Abschuss von Terrorflugzeugen Koalition legt Pläne für Grundgesetzänderung auf Eis
Die Bundesregierung macht kehrt: Schwarz-Rot will nun doch zunächst keine Grundgesetzänderung, um den Abschuss von Terrorflugzeugen zu erleichtern. Darauf einigten sich Kanzlerin Merkel und SPD-Chef Gabriel - eine Schlappe für den Innenminister.
Berlin - Die Bundesregierung hat die umstrittenen Pläne, den Abschuss von Terrorflugzeugen zu vereinfachen, vorerst gestoppt. Am Donnerstag verabredeten Kanzlerin Angela Merkel (CDU), ihr Vize Sigmar Gabriel (SPD) und weitere Minister nach SPIEGEL-ONLINE-Informationen, die angestrebte Grundgesetzänderung zunächst nicht weiter zu verfolgen. Das Vorhaben war erst am Dienstag öffentlich geworden. Aus den Reihen der Opposition und von Innenexperten war daraufhin massive Kritik laut geworden.
Die Kehrtwende der Bundesregierung kommt überraschend. Die neuen Terrorabwehrpläne aus dem Haus von Innenminister Thomas de Maizière (CDU) waren seit Wochen intensiv vorbereitet worden. So beschloss das Kabinett bereits Ende Januar auf der Klausur in Meseberg, Artikel 35 des Grundgesetzes zu ändern. Der entsprechende Gesetzentwurf befand sich seit Ende Februar in der Ressortabstimmung. Die Öffentlichkeit wurde über das Vorhaben, das im Eilfall von "überregionalen Katastrophennotständen" einen Bundeswehreinsatz im Inneren ermöglichen soll, bis Anfang dieser Woche nicht informiert.
De Maizière (CDU) hatte am Dienstag auf einen ersten Bericht von SPIEGEL ONLINE mit dem Hinweis reagiert, man sei bei den Planungen für die Grundgesetzänderung in der Startphase. "Wir befinden uns in Sondierungen, mehr ist dazu noch nicht zu sagen", sagte er. Seine Staatssekretäre Günter Krings und Emily Haber hatten das Vorhaben im Grundsatz bestätigt.
Kritiker fürchten Einfallstor für Bundeswehreinsatz im Inneren
Für den Innenminister ist die Pleite des Gesetzes ärgerlich. Hintergrund des plötzlichen Stopps dürfte auch Ärger in den eigenen Reihen sein. Sowohl in der Unionsfraktion als auch bei den Sozialdemokraten hatte es nach den ersten Berichten über die geplante Grundgesetzänderung erhebliche Irritationen gegeben. Dass auch viele Innenexperten nichts von dem Vorhaben wussten, stieß auf Unverständnis.

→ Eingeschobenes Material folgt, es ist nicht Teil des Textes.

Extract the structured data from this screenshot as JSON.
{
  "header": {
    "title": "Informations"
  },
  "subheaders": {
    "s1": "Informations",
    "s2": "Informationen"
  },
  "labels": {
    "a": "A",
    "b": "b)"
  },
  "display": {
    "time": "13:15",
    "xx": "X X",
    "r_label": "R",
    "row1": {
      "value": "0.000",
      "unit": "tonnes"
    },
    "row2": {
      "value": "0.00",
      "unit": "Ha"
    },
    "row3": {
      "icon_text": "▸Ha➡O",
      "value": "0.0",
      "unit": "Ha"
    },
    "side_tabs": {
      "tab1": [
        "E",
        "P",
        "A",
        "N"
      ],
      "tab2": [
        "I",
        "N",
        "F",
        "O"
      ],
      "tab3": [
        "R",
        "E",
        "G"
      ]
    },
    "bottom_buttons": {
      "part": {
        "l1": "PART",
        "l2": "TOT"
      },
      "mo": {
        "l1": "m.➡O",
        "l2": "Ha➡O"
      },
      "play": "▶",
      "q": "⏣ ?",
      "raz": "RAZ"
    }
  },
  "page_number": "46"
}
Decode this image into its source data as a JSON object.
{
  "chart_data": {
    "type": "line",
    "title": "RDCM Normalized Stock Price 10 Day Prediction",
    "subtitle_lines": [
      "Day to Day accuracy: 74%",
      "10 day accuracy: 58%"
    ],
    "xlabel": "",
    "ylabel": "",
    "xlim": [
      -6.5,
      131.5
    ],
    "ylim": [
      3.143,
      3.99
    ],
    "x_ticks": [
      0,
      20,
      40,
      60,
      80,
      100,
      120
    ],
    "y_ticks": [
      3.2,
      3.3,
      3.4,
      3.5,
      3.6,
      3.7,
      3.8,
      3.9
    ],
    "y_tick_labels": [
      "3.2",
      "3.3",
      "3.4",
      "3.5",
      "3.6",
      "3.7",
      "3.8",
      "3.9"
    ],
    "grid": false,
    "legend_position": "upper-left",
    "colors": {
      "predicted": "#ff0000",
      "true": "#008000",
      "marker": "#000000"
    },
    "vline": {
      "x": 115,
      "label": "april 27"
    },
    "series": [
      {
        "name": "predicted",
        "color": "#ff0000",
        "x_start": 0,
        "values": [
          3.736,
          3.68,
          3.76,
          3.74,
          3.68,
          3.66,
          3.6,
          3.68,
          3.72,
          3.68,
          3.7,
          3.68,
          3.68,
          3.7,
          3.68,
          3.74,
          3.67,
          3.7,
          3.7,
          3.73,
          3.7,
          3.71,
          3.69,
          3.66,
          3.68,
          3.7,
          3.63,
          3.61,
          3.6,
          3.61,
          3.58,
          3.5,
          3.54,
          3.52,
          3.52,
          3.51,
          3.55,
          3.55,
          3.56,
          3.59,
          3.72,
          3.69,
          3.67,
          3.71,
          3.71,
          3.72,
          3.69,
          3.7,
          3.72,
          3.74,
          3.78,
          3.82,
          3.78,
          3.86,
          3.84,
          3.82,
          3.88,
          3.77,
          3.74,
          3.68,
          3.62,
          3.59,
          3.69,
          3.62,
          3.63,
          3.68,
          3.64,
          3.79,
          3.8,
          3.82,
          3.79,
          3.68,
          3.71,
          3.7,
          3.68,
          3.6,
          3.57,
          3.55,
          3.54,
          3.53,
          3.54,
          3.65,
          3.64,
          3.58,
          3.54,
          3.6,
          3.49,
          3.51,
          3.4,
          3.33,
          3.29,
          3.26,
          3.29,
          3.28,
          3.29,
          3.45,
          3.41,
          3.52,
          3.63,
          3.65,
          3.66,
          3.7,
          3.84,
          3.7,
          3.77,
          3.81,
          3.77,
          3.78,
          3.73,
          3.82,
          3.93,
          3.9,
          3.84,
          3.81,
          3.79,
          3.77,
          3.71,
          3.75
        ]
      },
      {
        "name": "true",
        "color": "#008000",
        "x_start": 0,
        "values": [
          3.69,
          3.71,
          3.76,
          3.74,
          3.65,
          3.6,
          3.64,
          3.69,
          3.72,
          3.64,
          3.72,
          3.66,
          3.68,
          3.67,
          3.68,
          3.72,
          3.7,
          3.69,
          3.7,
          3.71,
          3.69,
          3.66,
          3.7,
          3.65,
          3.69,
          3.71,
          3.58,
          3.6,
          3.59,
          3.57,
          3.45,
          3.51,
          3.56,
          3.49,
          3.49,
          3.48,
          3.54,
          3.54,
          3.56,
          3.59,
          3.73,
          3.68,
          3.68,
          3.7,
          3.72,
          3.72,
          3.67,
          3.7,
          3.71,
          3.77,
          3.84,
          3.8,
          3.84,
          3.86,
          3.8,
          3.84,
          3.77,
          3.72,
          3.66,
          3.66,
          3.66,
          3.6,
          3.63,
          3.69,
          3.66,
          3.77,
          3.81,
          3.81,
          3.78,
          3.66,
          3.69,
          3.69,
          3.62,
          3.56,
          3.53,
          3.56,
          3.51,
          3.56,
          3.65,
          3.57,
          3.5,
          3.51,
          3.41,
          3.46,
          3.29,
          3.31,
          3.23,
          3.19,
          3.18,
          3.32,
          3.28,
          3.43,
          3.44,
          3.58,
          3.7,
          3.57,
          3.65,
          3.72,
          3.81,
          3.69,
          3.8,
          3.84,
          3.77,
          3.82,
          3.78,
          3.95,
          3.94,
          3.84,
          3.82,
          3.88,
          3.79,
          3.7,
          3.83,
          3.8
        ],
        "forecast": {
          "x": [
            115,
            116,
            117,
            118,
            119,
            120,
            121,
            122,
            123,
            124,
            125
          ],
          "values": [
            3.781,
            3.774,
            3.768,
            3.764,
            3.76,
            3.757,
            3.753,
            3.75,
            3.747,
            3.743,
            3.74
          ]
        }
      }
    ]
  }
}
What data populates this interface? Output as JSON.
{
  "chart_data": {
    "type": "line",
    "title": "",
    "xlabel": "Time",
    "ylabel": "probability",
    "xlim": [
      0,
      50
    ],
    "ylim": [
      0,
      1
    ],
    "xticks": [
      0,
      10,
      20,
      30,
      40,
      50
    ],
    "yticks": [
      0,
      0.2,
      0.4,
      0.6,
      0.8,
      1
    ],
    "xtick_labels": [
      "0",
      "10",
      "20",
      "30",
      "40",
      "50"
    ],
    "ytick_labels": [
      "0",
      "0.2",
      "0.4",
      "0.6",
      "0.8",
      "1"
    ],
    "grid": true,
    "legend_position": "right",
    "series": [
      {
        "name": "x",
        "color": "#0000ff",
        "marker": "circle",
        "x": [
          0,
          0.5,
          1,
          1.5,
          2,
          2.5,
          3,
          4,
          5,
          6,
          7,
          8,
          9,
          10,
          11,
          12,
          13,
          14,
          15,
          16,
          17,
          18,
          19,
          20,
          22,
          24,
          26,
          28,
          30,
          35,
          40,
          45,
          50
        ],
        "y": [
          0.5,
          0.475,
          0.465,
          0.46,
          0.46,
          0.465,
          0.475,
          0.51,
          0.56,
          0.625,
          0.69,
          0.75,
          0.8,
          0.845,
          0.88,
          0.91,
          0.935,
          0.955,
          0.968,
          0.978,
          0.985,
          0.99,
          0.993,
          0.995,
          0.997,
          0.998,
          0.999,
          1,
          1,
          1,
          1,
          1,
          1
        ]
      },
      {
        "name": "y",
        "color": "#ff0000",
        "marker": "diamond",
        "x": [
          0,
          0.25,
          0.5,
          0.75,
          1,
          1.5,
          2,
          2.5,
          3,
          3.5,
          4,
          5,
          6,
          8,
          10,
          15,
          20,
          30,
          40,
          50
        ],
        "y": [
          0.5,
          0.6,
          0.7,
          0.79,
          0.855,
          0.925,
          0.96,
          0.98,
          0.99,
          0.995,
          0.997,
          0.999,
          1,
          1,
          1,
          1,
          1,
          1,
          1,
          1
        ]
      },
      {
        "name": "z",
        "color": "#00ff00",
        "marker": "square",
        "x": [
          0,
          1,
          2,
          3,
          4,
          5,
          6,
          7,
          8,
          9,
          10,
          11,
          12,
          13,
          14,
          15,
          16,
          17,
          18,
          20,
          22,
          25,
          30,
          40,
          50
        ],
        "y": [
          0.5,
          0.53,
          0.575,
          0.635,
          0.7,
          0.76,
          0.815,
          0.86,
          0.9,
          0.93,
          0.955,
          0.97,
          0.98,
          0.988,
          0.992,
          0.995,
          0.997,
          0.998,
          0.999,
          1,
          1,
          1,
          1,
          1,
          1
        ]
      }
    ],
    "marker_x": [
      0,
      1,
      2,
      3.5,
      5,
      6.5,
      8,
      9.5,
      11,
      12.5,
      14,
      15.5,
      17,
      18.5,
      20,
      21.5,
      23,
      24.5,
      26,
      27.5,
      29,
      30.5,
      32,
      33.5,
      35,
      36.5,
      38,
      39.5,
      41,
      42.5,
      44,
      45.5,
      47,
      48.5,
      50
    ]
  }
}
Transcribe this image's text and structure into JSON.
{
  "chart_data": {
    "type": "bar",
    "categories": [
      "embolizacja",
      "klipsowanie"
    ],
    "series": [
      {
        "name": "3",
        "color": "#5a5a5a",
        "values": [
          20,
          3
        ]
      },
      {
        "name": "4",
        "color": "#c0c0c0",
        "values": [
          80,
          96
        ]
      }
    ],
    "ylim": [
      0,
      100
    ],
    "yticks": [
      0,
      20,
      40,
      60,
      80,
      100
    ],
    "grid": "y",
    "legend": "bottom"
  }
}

Allerdings ist die Angelegenheit auch für die SPD-Führung unangenehm. Sie muss sich fragen lassen, warum sie dem Vorhaben im Januar im Grundsatz zugestimmt hat. Dass ein solch sensibler Gesetzentwurf ohne öffentliche Diskussion in die Ressortabstimmung geht, gilt als unüblich. Normalerweise sind wichtige Vorhaben zumindest in Grundzügen bekannt, bevor ein konkretes Regelwerk vom federführenden Ressort an die übrigen Ministerien verschickt wird. Auch die Eile überraschte. Für die Grundgesetzänderung hätte die Große Koalition eine Zweidrittelmehrheit sowohl im Bundestag als auch im Bundesrat benötigt. In der Länderkammer wären Union und SPD damit auf die Grünen angewiesen gewesen. De Maizière hatte noch um Unterstützung bei den Grünen geworben. Am Donnerstag schien dann den Beteiligten ein Alleingang offenbar als zu riskant.
Die immer mal wieder diskutierte Änderung von Artikel 35 ist ein heikles Unterfangen. In der Verfassung sollte nach dem ursprünglichen Willen von Schwarz-Rot geregelt werden, dass in außergewöhnlichen Gefahrensituationen mit einem engen Entscheidungszeitraum der Bundesverteidigungsminister der Bundeswehr den Einsatzbefehl geben dürfte. So könnten die Streitkräfte etwa ein von Terroristen gekapertes Flugzeug im äußerten Falle abschießen. Kritiker befürchten, dass mit der Regelung das Tor für einen Bundeswehreinsatz im Inneren generell geöffnet wird.
Über die Grundsatzfrage, ob die Bundeswehr im Inland überhaupt gegen Terroristen eingesetzt werden darf, wird schon seit Jahren heftig gestritten. Mehrere Anläufe, das Problem zu lösen, gingen bereits fehl. Das Bundesverfassungsgericht hatte erste Pläne zur Regelung eines möglichen Abschusses von Terrorfliegern gestoppt.